Of course, there’s more to think about than price alone in an energy comparison. When you filter your results from the comparison website, you’ll note that the cheapest option might be from suppliers you’ve never heard of. Small suppliers tend to offer the most competitive rates to attract new customers and grow. But would you be able to trust a small supplier? Do they offer all the features in a plan that you’re looking for? 

  • Customer service – It’s important to save money on energy, but you should also feel confident that you’ll be able to get in touch with the supplier should anything go wrong. Is the switchover process simple or complicated? Does the product offer good value for money? Would customers in your region recommend this supplier? Most comparison tables will offer customer service ratings, with information gathered from UK energy customers. 

  • Smart meters – There’s a plan to roll out smart meters to all UK households by the end of 2024, but in the meantime, this is an elective feature that could be a beneficial component of any energy plan. Smart meters learn from your household habits to provide more efficient service. They come equipped with an in-home display that shows off your current data, so that you can gain control of your energy use and adjust accordingly. Most also feature a free smartphone app to keep tabs on energy use at a distance. At the moment, they’re available in many areas, but you’ll need to enter your postcode to find out if this type of plan is available to you. 

  • Green energy plans – Reducing your home or business carbon footprint might be a high priority, in which case, you can look for rates that are both eco-friendly and economical. Green energy plans are becoming increasingly popular in the UK, offsetting your energy use by using renewable supply sources like wind and solar power. Although the rates for these types of plans are usually somewhat higher, you can compare green energy plans from different suppliers to find the best deals. 

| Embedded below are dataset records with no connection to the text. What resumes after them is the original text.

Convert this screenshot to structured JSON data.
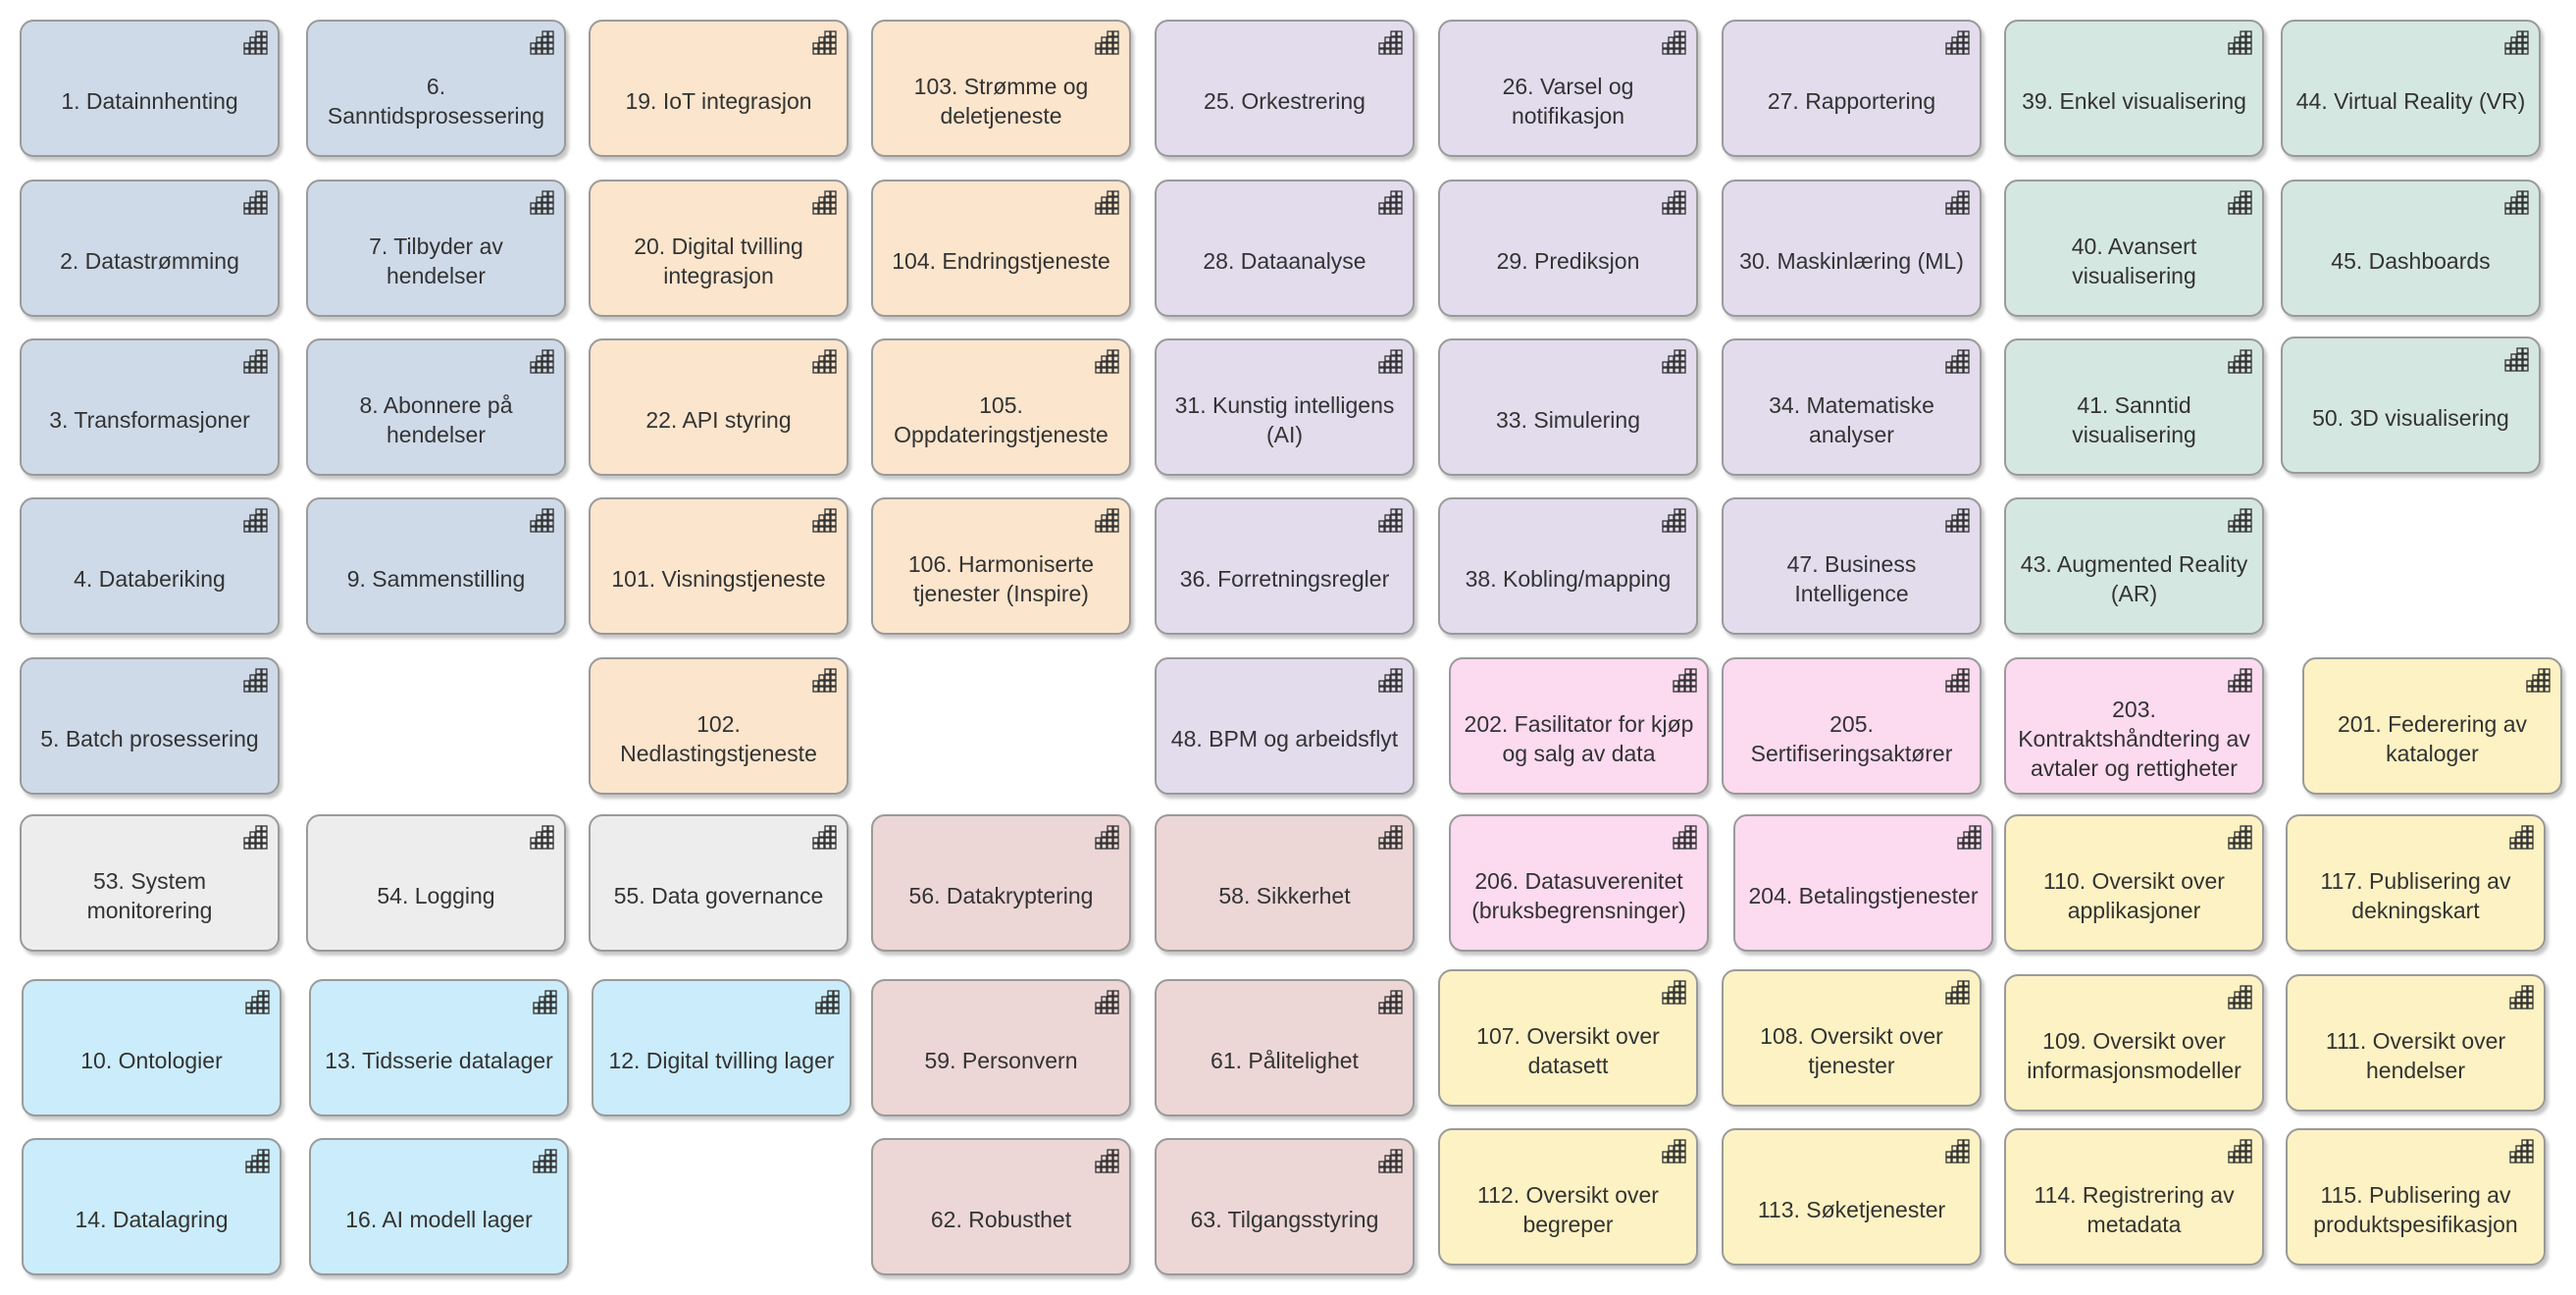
{
  "colors": {
    "blue_grey": "#cfdae8",
    "peach": "#fbe5cd",
    "lavender": "#e2dced",
    "mint": "#d5e7e1",
    "pink": "#fcdaf0",
    "yellow": "#fdf2c3",
    "grey": "#ededed",
    "rose": "#ecd6d6",
    "light_blue": "#cbecfa",
    "border": "#9a9a9a",
    "text": "#333333"
  },
  "icon": "component-grid-icon",
  "components": [
    {
      "id": "c1",
      "label": "1. Datainnhenting",
      "color": "blue_grey"
    },
    {
      "id": "c6",
      "label": "6. Sanntidsprosessering",
      "color": "blue_grey"
    },
    {
      "id": "c19",
      "label": "19. IoT integrasjon",
      "color": "peach"
    },
    {
      "id": "c103",
      "label": "103. Strømme og\ndeletjeneste",
      "color": "peach"
    },
    {
      "id": "c25",
      "label": "25. Orkestrering",
      "color": "lavender"
    },
    {
      "id": "c26",
      "label": "26. Varsel og\nnotifikasjon",
      "color": "lavender"
    },
    {
      "id": "c27",
      "label": "27. Rapportering",
      "color": "lavender"
    },
    {
      "id": "c39",
      "label": "39. Enkel visualisering",
      "color": "mint"
    },
    {
      "id": "c44",
      "label": "44. Virtual Reality (VR)",
      "color": "mint"
    },
    {
      "id": "c2",
      "label": "2. Datastrømming",
      "color": "blue_grey"
    },
    {
      "id": "c7",
      "label": "7. Tilbyder av hendelser",
      "color": "blue_grey"
    },
    {
      "id": "c20",
      "label": "20. Digital tvilling\nintegrasjon",
      "color": "peach"
    },
    {
      "id": "c104",
      "label": "104. Endringstjeneste",
      "color": "peach"
    },
    {
      "id": "c28",
      "label": "28. Dataanalyse",
      "color": "lavender"
    },
    {
      "id": "c29",
      "label": "29. Prediksjon",
      "color": "lavender"
    },
    {
      "id": "c30",
      "label": "30. Maskinlæring (ML)",
      "color": "lavender"
    },
    {
      "id": "c40",
      "label": "40. Avansert\nvisualisering",
      "color": "mint"
    },
    {
      "id": "c45",
      "label": "45. Dashboards",
      "color": "mint"
    },
    {
      "id": "c3",
      "label": "3. Transformasjoner",
      "color": "blue_grey"
    },
    {
      "id": "c8",
      "label": "8. Abonnere på\nhendelser",
      "color": "blue_grey"
    },
    {
      "id": "c22",
      "label": "22. API styring",
      "color": "peach"
    },
    {
      "id": "c105",
      "label": "105.\nOppdateringstjeneste",
      "color": "peach"
    },
    {
      "id": "c31",
      "label": "31. Kunstig intelligens\n(AI)",
      "color": "lavender"
    },
    {
      "id": "c33",
      "label": "33. Simulering",
      "color": "lavender"
    },
    {
      "id": "c34",
      "label": "34. Matematiske\nanalyser",
      "color": "lavender"
    },
    {
      "id": "c41",
      "label": "41. Sanntid\nvisualisering",
      "color": "mint"
    },
    {
      "id": "c50",
      "label": "50. 3D visualisering",
      "color": "mint"
    },
    {
      "id": "c4",
      "label": "4. Databeriking",
      "color": "blue_grey"
    },
    {
      "id": "c9",
      "label": "9. Sammenstilling",
      "color": "blue_grey"
    },
    {
      "id": "c101",
      "label": "101. Visningstjeneste",
      "color": "peach"
    },
    {
      "id": "c106",
      "label": "106. Harmoniserte\ntjenester (Inspire)",
      "color": "peach"
    },
    {
      "id": "c36",
      "label": "36. Forretningsregler",
      "color": "lavender"
    },
    {
      "id": "c38",
      "label": "38. Kobling/mapping",
      "color": "lavender"
    },
    {
      "id": "c47",
      "label": "47. Business\nIntelligence",
      "color": "lavender"
    },
    {
      "id": "c43",
      "label": "43. Augmented Reality\n(AR)",
      "color": "mint"
    },
    {
      "id": "c5",
      "label": "5. Batch prosessering",
      "color": "blue_grey"
    },
    {
      "id": "c102",
      "label": "102.\nNedlastingstjeneste",
      "color": "peach"
    },
    {
      "id": "c48",
      "label": "48. BPM og arbeidsflyt",
      "color": "lavender"
    },
    {
      "id": "c202",
      "label": "202. Fasilitator for kjøp\nog salg av data",
      "color": "pink"
    },
    {
      "id": "c205",
      "label": "205.\nSertifiseringsaktører",
      "color": "pink"
    },
    {
      "id": "c203",
      "label": "203.\nKontraktshåndtering av\navtaler og rettigheter",
      "color": "pink"
    },
    {
      "id": "c201",
      "label": "201. Federering av\nkataloger",
      "color": "yellow"
    },
    {
      "id": "c53",
      "label": "53. System\nmonitorering",
      "color": "grey"
    },
    {
      "id": "c54",
      "label": "54. Logging",
      "color": "grey"
    },
    {
      "id": "c55",
      "label": "55. Data governance",
      "color": "grey"
    },
    {
      "id": "c56",
      "label": "56. Datakryptering",
      "color": "rose"
    },
    {
      "id": "c58",
      "label": "58. Sikkerhet",
      "color": "rose"
    },
    {
      "id": "c206",
      "label": "206. Datasuverenitet\n(bruksbegrensninger)",
      "color": "pink"
    },
    {
      "id": "c204",
      "label": "204. Betalingstjenester",
      "color": "pink"
    },
    {
      "id": "c110",
      "label": "110. Oversikt over\napplikasjoner",
      "color": "yellow"
    },
    {
      "id": "c117",
      "label": "117. Publisering av\ndekningskart",
      "color": "yellow"
    },
    {
      "id": "c10",
      "label": "10. Ontologier",
      "color": "light_blue"
    },
    {
      "id": "c13",
      "label": "13. Tidsserie datalager",
      "color": "light_blue"
    },
    {
      "id": "c12",
      "label": "12. Digital tvilling lager",
      "color": "light_blue"
    },
    {
      "id": "c59",
      "label": "59. Personvern",
      "color": "rose"
    },
    {
      "id": "c61",
      "label": "61. Pålitelighet",
      "color": "rose"
    },
    {
      "id": "c107",
      "label": "107. Oversikt over\ndatasett",
      "color": "yellow"
    },
    {
      "id": "c108",
      "label": "108. Oversikt over\ntjenester",
      "color": "yellow"
    },
    {
      "id": "c109",
      "label": "109. Oversikt over\ninformasjonsmodeller",
      "color": "yellow"
    },
    {
      "id": "c111",
      "label": "111. Oversikt over\nhendelser",
      "color": "yellow"
    },
    {
      "id": "c14",
      "label": "14. Datalagring",
      "color": "light_blue"
    },
    {
      "id": "c16",
      "label": "16. AI modell lager",
      "color": "light_blue"
    },
    {
      "id": "c62",
      "label": "62. Robusthet",
      "color": "rose"
    },
    {
      "id": "c63",
      "label": "63. Tilgangsstyring",
      "color": "rose"
    },
    {
      "id": "c112",
      "label": "112. Oversikt over\nbegreper",
      "color": "yellow"
    },
    {
      "id": "c113",
      "label": "113. Søketjenester",
      "color": "yellow"
    },
    {
      "id": "c114",
      "label": "114. Registrering av\nmetadata",
      "color": "yellow"
    },
    {
      "id": "c115",
      "label": "115. Publisering av\nproduktspesifikasjon",
      "color": "yellow"
    }
  ]
}
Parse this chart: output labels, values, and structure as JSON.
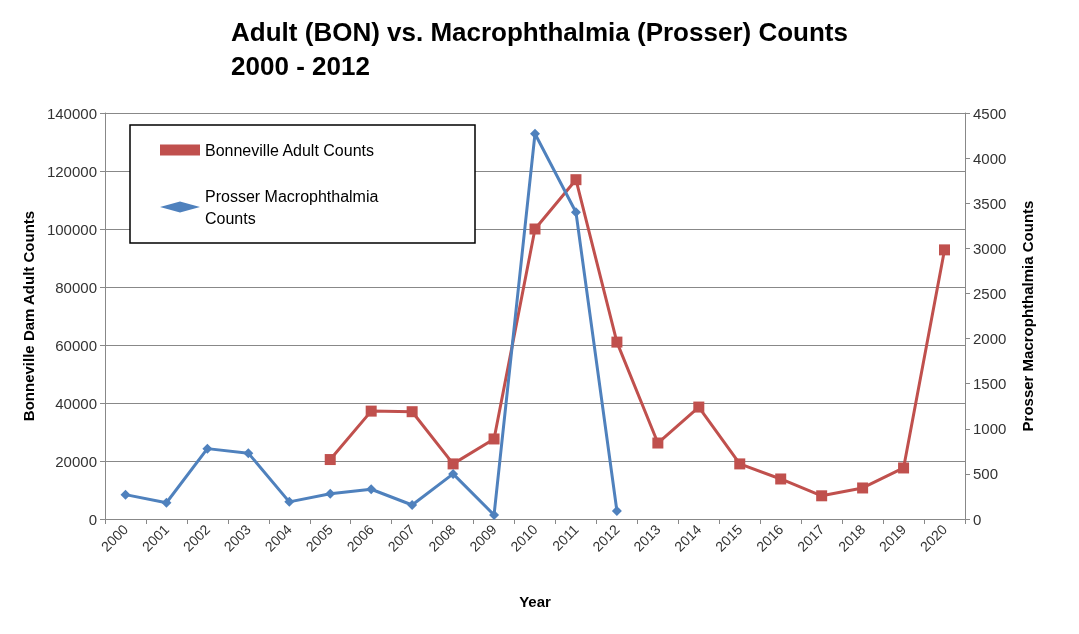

Fees to work into your energy price

In a typical energy comparison chart, you’ll see the basic rates. However, don’t forget that your usage will vary from month to month – this means your annual price may be different from what’s listed. You should be able to see projected annual costs based on your past usage and lifestyle, but these won’t be 100% accurate. There are also a few fees that might drive up the price listed. 

  • Service protection plans – These types of plans act as a supplement to your basic home insurance, covering the cost of appliance repair or HVAC maintenance. 

  • Cancellation fees – Also called an exit or termination fee, the cancellation charge applies when you leave a fixed-term contract before the plan end date. These vary but can go up to £100 or more, so be sure to work it into your calculations if you like to switch suppliers frequently. 

  • Installation fees – This applies if you’re switching from a prepayment plan to one with a standard meter. Although none of the big six suppliers will charge for this switch, some of the smaller ones might. You could also be charged a deposit if your credit rating is low or you’ve had past issues with utility debt. 

When is the best time to compare electricity and gas prices?

It’s recommended that you run an energy comparison frequently just to see what’s out there. Consumers can switch suppliers at any time of year without impacting on service. Coming to the end of a fixed contract or moving to a new house are both particularly smart times to weigh your options, as otherwise you’ll be placed onto a standard tariff. It only takes a matter of minutes to find the cheapest gas and electric prices – time well spent!